A black-necked stilt seen at Duck Lake during the Bird Festival. (Photo by Laura Zaytsoff)

A black-necked stilt seen at Duck Lake during the Bird Festival. (Photo by Laura Zaytsoff)

120 species spotted at Creston Valley Bird Festival, including rare finds

A lone Snow Goose and a rare White-Throated Swift were among the weekend’s finds

Over 230 birders flocked to the Creston Valley for the 10th annual Bird Festival from May 13 to 15.

Despite the chilly temperatures, festival goers bundled up and ventured out at 6 a.m. on tours to the local wetlands and forested hot spots.

“Thanks to all for coming. This festival was a huge success thanks to our wonderful bird guides and committee members,” said Ulrike Sliworsky, Bird Festival co-ordinator.

For Global Big Day, recognized on May 14, ornithologists and hobby birdwatchers alike helped collect data for eBird by counting the species seen around the valley.

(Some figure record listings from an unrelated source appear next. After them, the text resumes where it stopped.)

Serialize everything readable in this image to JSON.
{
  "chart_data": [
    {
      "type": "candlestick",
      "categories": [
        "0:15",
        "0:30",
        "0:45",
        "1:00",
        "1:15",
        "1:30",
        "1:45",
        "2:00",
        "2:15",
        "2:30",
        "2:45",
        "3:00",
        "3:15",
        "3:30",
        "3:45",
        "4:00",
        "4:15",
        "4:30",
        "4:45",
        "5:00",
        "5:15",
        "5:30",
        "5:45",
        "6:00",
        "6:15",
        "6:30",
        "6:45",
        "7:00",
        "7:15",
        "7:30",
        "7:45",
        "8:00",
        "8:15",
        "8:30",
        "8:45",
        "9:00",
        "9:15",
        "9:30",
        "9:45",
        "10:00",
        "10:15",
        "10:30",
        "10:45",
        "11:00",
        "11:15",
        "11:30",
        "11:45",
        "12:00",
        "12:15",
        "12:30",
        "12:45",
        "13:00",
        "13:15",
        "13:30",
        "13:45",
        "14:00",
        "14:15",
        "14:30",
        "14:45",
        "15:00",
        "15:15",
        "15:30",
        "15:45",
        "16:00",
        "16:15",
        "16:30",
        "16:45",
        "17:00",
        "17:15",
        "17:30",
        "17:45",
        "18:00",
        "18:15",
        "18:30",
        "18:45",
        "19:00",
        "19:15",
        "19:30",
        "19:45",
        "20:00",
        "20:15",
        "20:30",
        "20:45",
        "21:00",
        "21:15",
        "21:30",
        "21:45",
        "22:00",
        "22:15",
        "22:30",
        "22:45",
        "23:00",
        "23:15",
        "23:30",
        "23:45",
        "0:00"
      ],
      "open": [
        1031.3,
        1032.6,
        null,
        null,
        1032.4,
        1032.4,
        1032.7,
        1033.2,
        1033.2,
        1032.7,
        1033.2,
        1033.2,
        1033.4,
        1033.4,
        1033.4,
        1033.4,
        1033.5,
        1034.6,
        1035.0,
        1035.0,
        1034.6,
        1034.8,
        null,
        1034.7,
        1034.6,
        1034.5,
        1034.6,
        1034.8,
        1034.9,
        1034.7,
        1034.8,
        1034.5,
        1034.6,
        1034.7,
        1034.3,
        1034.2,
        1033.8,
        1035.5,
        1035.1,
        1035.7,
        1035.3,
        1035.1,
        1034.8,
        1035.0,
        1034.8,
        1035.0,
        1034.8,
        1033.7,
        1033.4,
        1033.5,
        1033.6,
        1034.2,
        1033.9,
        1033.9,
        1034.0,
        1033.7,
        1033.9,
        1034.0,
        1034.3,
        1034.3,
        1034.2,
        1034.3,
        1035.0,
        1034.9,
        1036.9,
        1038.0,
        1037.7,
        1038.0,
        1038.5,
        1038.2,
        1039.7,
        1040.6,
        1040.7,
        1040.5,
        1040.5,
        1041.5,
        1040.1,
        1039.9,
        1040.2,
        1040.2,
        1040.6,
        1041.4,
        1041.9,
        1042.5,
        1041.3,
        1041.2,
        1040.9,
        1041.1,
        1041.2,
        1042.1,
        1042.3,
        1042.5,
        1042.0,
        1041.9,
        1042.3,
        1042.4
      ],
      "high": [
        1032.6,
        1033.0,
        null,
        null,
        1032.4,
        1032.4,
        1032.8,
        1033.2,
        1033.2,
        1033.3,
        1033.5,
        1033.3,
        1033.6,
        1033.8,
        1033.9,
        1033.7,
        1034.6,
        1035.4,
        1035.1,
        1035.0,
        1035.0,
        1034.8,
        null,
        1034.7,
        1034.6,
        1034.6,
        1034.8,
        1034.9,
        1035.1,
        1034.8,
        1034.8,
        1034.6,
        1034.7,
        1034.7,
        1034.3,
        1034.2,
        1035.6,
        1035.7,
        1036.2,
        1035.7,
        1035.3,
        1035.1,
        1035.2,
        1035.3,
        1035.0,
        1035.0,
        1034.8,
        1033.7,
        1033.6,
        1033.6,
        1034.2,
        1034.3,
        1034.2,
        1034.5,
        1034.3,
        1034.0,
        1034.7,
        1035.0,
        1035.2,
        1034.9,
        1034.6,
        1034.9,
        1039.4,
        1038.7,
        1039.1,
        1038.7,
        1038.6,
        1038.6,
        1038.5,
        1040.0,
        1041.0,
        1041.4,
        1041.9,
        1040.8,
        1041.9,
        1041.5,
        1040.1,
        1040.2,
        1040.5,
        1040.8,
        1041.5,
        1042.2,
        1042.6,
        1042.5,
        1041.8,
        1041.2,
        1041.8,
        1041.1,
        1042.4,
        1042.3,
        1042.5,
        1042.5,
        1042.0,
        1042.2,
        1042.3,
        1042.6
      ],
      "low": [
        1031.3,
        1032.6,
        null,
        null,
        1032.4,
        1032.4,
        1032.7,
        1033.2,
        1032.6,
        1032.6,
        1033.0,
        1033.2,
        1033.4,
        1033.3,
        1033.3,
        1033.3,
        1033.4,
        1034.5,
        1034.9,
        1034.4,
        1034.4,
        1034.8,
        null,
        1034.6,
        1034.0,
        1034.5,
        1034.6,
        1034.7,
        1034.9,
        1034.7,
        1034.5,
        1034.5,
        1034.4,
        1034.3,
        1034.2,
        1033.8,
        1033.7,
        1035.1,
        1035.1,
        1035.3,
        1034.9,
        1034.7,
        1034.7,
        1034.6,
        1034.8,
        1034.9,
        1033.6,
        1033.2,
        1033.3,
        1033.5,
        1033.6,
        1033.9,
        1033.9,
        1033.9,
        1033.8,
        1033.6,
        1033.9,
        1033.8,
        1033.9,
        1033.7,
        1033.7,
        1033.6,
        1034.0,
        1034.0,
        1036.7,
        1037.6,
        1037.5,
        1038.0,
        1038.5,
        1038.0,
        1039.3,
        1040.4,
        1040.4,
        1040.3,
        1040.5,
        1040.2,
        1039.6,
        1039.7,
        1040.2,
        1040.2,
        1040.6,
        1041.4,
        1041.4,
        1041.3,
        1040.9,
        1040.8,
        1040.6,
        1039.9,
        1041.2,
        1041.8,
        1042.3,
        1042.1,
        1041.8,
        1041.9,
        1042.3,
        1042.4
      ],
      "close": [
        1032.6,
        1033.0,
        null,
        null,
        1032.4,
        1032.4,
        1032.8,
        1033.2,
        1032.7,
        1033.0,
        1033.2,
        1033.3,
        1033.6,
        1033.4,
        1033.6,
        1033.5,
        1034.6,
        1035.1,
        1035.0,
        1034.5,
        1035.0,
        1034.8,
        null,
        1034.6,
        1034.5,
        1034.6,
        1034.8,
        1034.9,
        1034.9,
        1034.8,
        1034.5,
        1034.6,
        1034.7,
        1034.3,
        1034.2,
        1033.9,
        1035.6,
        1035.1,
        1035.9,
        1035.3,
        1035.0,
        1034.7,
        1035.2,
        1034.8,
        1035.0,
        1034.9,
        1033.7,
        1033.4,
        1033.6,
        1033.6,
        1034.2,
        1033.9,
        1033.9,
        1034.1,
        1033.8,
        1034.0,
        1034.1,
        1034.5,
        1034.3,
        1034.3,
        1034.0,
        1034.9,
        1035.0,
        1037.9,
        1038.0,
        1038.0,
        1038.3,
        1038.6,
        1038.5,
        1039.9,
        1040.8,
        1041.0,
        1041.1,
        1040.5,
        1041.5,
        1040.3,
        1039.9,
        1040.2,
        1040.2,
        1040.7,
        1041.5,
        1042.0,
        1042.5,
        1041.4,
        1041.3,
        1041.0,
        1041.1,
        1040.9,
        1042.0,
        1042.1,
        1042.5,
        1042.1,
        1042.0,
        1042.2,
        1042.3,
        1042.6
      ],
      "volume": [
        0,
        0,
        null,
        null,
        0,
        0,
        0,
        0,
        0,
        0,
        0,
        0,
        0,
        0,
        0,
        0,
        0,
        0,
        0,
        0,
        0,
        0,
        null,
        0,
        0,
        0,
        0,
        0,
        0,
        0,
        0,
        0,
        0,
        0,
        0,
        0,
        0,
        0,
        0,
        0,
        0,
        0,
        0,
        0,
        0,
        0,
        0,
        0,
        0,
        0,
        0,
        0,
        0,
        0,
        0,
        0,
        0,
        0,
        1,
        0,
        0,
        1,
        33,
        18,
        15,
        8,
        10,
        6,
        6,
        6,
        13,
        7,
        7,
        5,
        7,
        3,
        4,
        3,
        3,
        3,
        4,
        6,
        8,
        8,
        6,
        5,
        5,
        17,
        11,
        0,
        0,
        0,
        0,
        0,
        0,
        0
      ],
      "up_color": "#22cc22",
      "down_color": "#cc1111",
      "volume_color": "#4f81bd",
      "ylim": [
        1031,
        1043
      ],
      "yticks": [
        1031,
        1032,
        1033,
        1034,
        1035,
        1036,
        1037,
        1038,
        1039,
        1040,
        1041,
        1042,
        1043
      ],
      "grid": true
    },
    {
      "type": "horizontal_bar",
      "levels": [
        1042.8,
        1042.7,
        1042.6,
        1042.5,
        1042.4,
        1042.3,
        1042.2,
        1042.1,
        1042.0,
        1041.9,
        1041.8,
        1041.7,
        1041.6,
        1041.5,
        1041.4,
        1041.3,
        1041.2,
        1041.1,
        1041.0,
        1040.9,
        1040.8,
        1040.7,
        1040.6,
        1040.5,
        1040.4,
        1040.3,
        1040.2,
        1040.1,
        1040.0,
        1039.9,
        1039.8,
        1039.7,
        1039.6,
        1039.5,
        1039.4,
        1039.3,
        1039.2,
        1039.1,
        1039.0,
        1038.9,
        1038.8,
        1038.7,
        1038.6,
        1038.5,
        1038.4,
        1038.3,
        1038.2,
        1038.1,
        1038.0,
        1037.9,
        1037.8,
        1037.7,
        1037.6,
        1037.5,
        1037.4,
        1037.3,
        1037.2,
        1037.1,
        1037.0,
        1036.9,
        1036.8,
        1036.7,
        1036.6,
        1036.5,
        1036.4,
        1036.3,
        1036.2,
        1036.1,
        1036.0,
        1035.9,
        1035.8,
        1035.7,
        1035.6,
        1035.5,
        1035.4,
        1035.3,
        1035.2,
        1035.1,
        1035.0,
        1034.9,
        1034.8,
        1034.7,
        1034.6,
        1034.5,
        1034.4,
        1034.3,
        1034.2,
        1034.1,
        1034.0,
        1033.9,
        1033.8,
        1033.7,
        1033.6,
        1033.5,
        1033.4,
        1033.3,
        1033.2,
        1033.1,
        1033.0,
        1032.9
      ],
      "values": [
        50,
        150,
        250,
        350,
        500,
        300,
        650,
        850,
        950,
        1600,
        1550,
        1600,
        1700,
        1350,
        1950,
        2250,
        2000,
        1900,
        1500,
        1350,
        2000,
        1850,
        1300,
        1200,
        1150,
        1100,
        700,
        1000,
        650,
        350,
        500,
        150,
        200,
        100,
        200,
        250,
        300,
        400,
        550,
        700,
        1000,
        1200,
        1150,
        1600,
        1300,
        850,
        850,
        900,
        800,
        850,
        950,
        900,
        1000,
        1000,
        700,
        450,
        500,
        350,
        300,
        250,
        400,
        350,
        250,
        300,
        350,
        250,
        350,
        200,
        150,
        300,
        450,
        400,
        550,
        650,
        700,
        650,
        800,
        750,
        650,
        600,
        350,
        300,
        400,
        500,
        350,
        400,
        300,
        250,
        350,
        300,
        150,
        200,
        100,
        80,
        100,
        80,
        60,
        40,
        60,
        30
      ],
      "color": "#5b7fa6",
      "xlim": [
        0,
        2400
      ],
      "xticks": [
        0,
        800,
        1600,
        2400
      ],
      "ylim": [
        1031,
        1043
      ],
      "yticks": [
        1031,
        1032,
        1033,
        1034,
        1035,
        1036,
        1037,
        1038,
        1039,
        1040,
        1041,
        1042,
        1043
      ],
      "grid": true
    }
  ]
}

A total of 120 species were seen over the weekend by the Bird Festival groups. Tour guides Ed and Hazel Beynon won the prize for most species seen with 77.

The couple also spotted a lone Snow Goose in a field full of Canada Geese. They also saw a Lesser Yellowleg, Long-billed Dowitchers, and found the only Blue Jay for the weekend.

Fifteen-year-old Gaelen Schnare, a prolific birder and photographer from Nelson, led a birding tour along Kootenay River Road.

READ MORE: Eagle eyes: Gaelen Schnare’s passion for birding

His group found nine unique species not spotted by the others, including Ruffed Grouse, Swainson’s Hawk, Peregrine Falcon, Pacific Wren, Townsend’s Solitaire, Evening Grosbeak, Bobolink, Orange-Crowned Warbler, and (believe-it-or-not) a House Sparrow.

At Leach Lake, tour guide Gary Davidson found a rare bird – the White-throated Swift – amongst a group of Vaux’s flying overhead. This group also found some other unique species including Northern Pintail, Dusky Grouse, American Redstart, and a Black-headed Grosbeak.